After losing her job as a waitress, a young woman named Lou (Emilia Clarke) is hired to act as a caregiver for Will (Sam Claflin), a banker who was paralyzed in an accident. Although Will has grown despondent since his injury, Lou's no-nonsense ways force him to reconnect with life, and the pair eventually develop feelings for each other. Theater director Thea Sharrock makes her feature directorial debut with this romantic drama, which was adapted from the best-selling novel by Jojo Moyes.~Jack Rodgers
Addresses an issue that far too many people have had to face and does so in a heartfelt way. The characters are lovable -- you root for them through insurmountable odds, gain a perspective of how the realities in life that are dealt can change one's path in an instant...and respect that a right to choices we could never imagine having to make for ourselves...or by our loved ones belongs to us and our loved ones alone.

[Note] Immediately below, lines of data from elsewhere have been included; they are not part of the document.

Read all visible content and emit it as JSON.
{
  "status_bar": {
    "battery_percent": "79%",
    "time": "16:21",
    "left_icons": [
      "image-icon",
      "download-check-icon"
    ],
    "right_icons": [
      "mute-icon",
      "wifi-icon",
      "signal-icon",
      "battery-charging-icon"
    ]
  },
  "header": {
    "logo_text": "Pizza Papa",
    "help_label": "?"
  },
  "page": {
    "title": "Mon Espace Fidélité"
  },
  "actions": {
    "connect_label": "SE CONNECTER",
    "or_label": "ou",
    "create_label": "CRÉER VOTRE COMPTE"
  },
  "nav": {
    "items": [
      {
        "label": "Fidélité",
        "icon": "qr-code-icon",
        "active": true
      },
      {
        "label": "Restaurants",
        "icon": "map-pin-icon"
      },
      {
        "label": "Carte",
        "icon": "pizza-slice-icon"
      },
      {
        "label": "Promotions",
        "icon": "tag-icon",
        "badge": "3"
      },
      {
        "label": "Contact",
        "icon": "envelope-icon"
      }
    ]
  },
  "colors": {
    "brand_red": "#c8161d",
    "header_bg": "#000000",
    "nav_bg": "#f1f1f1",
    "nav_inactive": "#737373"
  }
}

A remarkable story for our times.
I would recommend this to a friend
Rated 5 out of 5 stars
I bought this movie (even though it was not on sale during Black Friday/weekend). Emilia Clarke is a phenomenal actress and she did a fantastic job in this movie. My kids made me buy this movie after they read the book. The only thing I would complain was that the bluray container was broken when it arrived.

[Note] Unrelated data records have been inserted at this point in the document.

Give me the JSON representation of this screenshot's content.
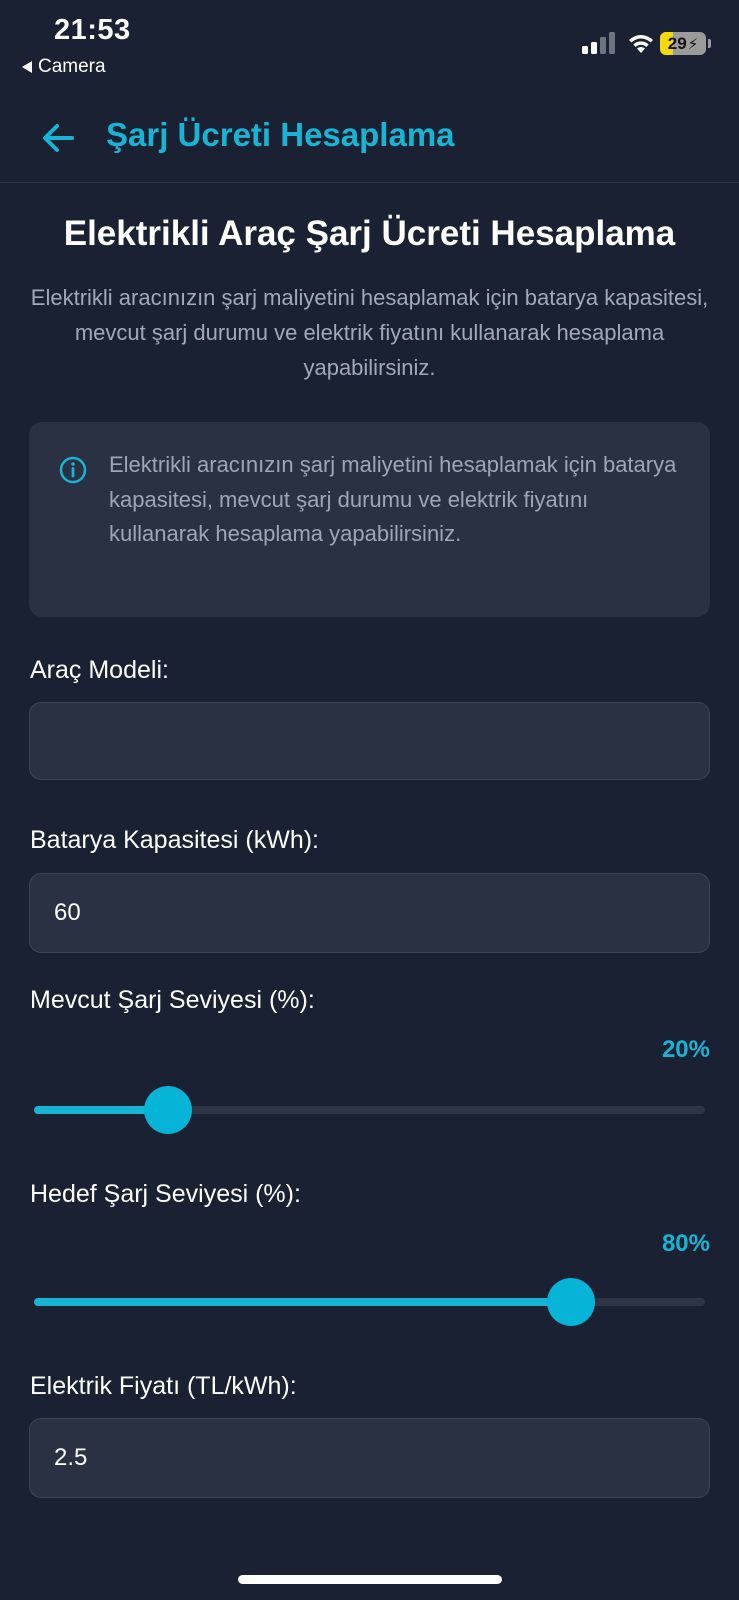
{
  "status_bar": {
    "time": "21:53",
    "back_app": "Camera",
    "battery_level": "29",
    "battery_percent": 29,
    "signal_bars_active": 2,
    "signal_bars_total": 4,
    "icons": [
      "signal-icon",
      "wifi-icon",
      "battery-charging-icon"
    ]
  },
  "header": {
    "title": "Şarj Ücreti Hesaplama",
    "back_icon": "arrow-left-icon"
  },
  "intro": {
    "title": "Elektrikli Araç Şarj Ücreti Hesaplama",
    "description": "Elektrikli aracınızın şarj maliyetini hesaplamak için batarya kapasitesi, mevcut şarj durumu ve elektrik fiyatını kullanarak hesaplama yapabilirsiniz."
  },
  "info_box": {
    "icon": "info-icon",
    "text": "Elektrikli aracınızın şarj maliyetini hesaplamak için batarya kapasitesi, mevcut şarj durumu ve elektrik fiyatını kullanarak hesaplama yapabilirsiniz."
  },
  "form": {
    "vehicle_model": {
      "label": "Araç Modeli:",
      "value": ""
    },
    "battery_capacity": {
      "label": "Batarya Kapasitesi (kWh):",
      "value": "60"
    },
    "current_charge": {
      "label": "Mevcut Şarj Seviyesi (%):",
      "value_text": "20%",
      "value": 20,
      "min": 0,
      "max": 100
    },
    "target_charge": {
      "label": "Hedef Şarj Seviyesi (%):",
      "value_text": "80%",
      "value": 80,
      "min": 0,
      "max": 100
    },
    "electricity_price": {
      "label": "Elektrik Fiyatı (TL/kWh):",
      "value": "2.5"
    }
  },
  "colors": {
    "background": "#1a2132",
    "accent": "#18b4d4",
    "card": "#2a3142",
    "muted_text": "#a2a9b6",
    "battery_fill": "#f5d90a"
  }
}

It's not often that a movie truly moves me to tears and when they do, they are unforgettable. This beautiful film should come with a warning to have tissues on hand. It is a sweet and heartbreaking romance and no, it doesn't have your typical happily ever after but that is what makes it so beautiful and sad. The acting is wonderful and there is plenty of humor and touching moments. Some people may be critical because it does address legalized assisted suicide but it's done so in a way that is realistic regarding terminally ill or severely incapacitated individuals. I loved both the movie and book but I should warn those who read the book but haven't seen the movie yet, there are plots and characters that didn't make it into the film - Will's sister is not a character in the film and the trauma that Louisa experienced is NOT in this film. But if you read the book, you will notice moments that allude to Louisa avoiding what happened in her past. It might have been an overwhelming film to include her plot - it worked better in the book.
I love this movie, it one of my favorites. A different and real story.

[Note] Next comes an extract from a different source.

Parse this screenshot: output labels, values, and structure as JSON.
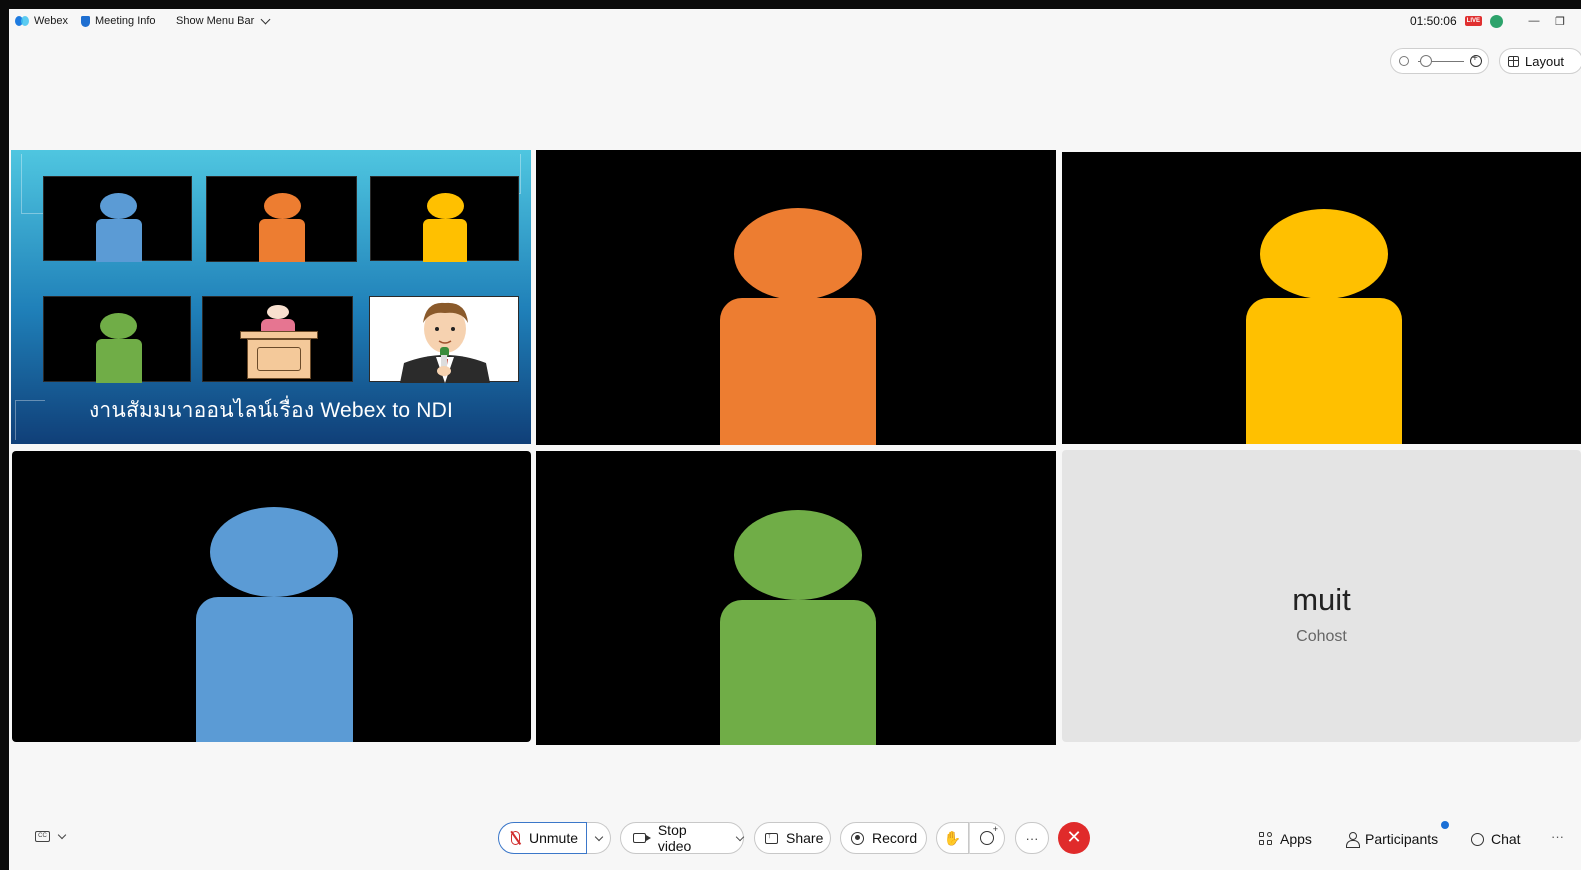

I would recommend this to a friend
Rated 3 out of 5 stars
A Tearjerker that Earns Its Tears
If you're buying a ticket to Me Before You you know what you're getting yourself into. The movie itself, based on the novel by Jojo Moyes (who also penned the screenplay) and directed by first time feature director Thea Sharrock, knows what it is and has no qualms with embracing the tropes of the romantic drama genre. Its ultimate goal is to have tears flowing from your eyes as you leave the theater and if you are indeed buying a ticket to Me Before You and subsequently crying as the credits roll you are probably happy with said purchase. That is what audiences are looking for from a movie like this and for the most part, Me Before You delivers. What isn't necessarily expected from such a film, but that Me Before You tends to deliver in spades, is an endearing quality of humanity. It isn't anything new to find a relative nature to the characters at the core of the conflict in movies such as this, but with our two leads here Moyes smartly adds another layer to their relationship that takes it beyond being non-traditional and not just based on if issues of the heart will keep them together or draw them apart. Rather, this caveat elevates the story to one that forces us to contemplate the courage needed to redirect a life that has been thrown completely off course. That may sound slightly dramatic in itself given the tone this film initially takes on is quite affable, but when it comes down to it-when the relationship has been developed and the tears inevitably shed there is left a large amount of respect for Me Before You for not only embracing the recurring archetypes of its genre, but for daring to try to improve upon them. Whether this be through the act of stronger characterization in our female lead than typically seen, the sometimes downright dislikable nature of the male lead or the generally high quality of acting on display-there is something pedigreed and understated about the final product that allows skeptical audiences to appreciate its willingness to improve upon acknowledged tropes while pleasing the target audience in a way they may not have known to be possible before. All in all, Me Before You is a tearjerker that earns that title through improving on and adding to the familiar while still hitting every box on the genre checklist.